- Relator(a)
- Ministro Moura Ribeiro
- Órgão julgador
- Terceira Turma
- Data do julgamento
- 25/04/2022
- Data de publicação
- 28/04/2022
STJ – Acórdão, Rel. Ministro Moura Ribeiro, Terceira Turma, j. 25/04/2022, p. 28/04/2022
CIVIL. PROCESSUAL CIVIL. AGRAVO INTERNO NO AGRAVO EM RECURSO ESPECIAL. RECURSO MANEJADO SOB A ÉGIDE DO NCPC. PLANO DE SAÚDE. CANCELAMENTO ABUSIVO. DANO MORAL. QUANTUM INDENIZATÓRIO. OFENSA AOS ART. 827 E 884 DO CC. DISPOSITIVOS LEGAIS QUE NÃO CONSTITUEM IMPERATIVO LEGAL APTO A DESCONSTITUIR O FUNDAMENTO DO ACÓRDÃO RECORRIDO. SÚMULA Nº 284 DO STF, POR ANALOGIA. REANÁLISE DE PROVAS. IMPOSSIBILIDADE. INCIDÊNCIA DA SÚMULA Nº 7 DO STJ. DECISÃO MANTIDA. AGRAVO INTERNO NÃO PROVIDO. 1. Aplica-se o NCPC a este recurso ante os termos do Enunciado Administrativo nº 3, aprovado pelo Plenário do STJ na sessão de 9/3/2016: Aos recursos interpostos com fundamento no CPC/2015 (relativos a decisões publicadas a partir de 18 de março de 2016) serão exigidos os requisitos de admissibilidade recursal na forma do novo CPC. 2. Não se admite o recurso especial, por fundamentação deficiente, quando o conteúdo normativo dos dispositivos legais apontados como violados não são aptos a lastrear a tese vertida no apelo.
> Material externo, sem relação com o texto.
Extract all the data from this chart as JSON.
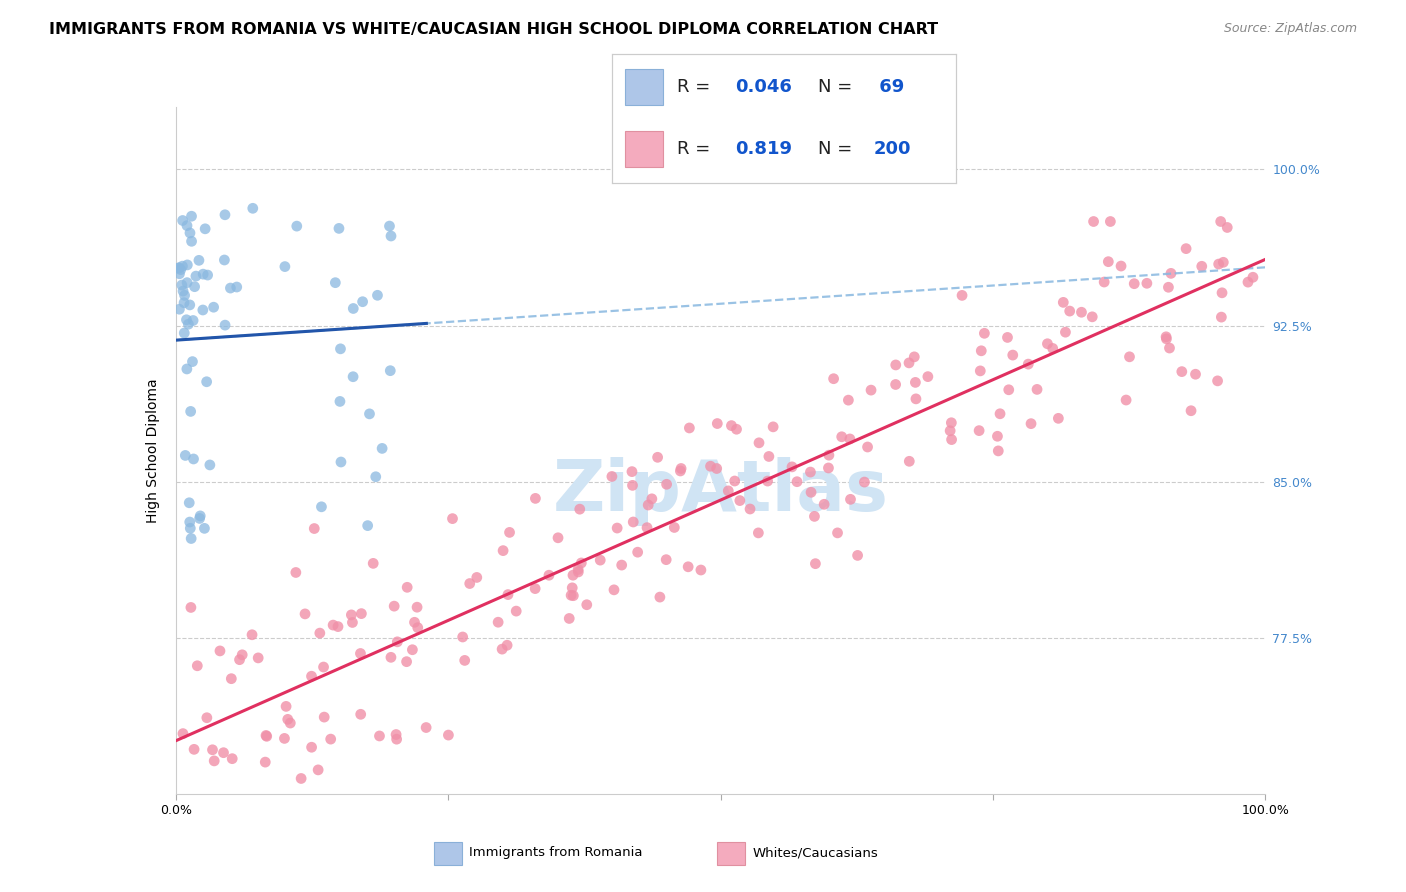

Incidência da Súmula nº 284 do STF, por analogia. 3. No caso, o Tribunal estadual consignou que a conduta da operadora do plano de saúde acarretou danos morais, de modo que a alteração das conclusões adotadas pela Corte estadual (quanto a afronta a direito da personalidade do autor, a ocorrência de danos morais indenizáveis e o quantum indenizatório fixado) demandaria, necessariamente, novo exame do acervo fático-probatório constante dos autos, providência vedada em recurso especial, conforme a Súmula nº 7 do STJ. 4. Não sendo a linha argumentativa apresentada capaz de evidenciar a inadequação dos fundamentos invocados pela decisão agravada, o presente agravo não se revela apto a alterar o conteúdo do julgado impugnado, devendo ele ser integralmente mantido em seus próprios termos. 5. Agravo interno não provido. (AgInt no AREsp n. 2.037.140/PE, relator Ministro Moura Ribeiro, Terceira Turma, julgado em 25/4/2022, DJe de 28/4/2022.)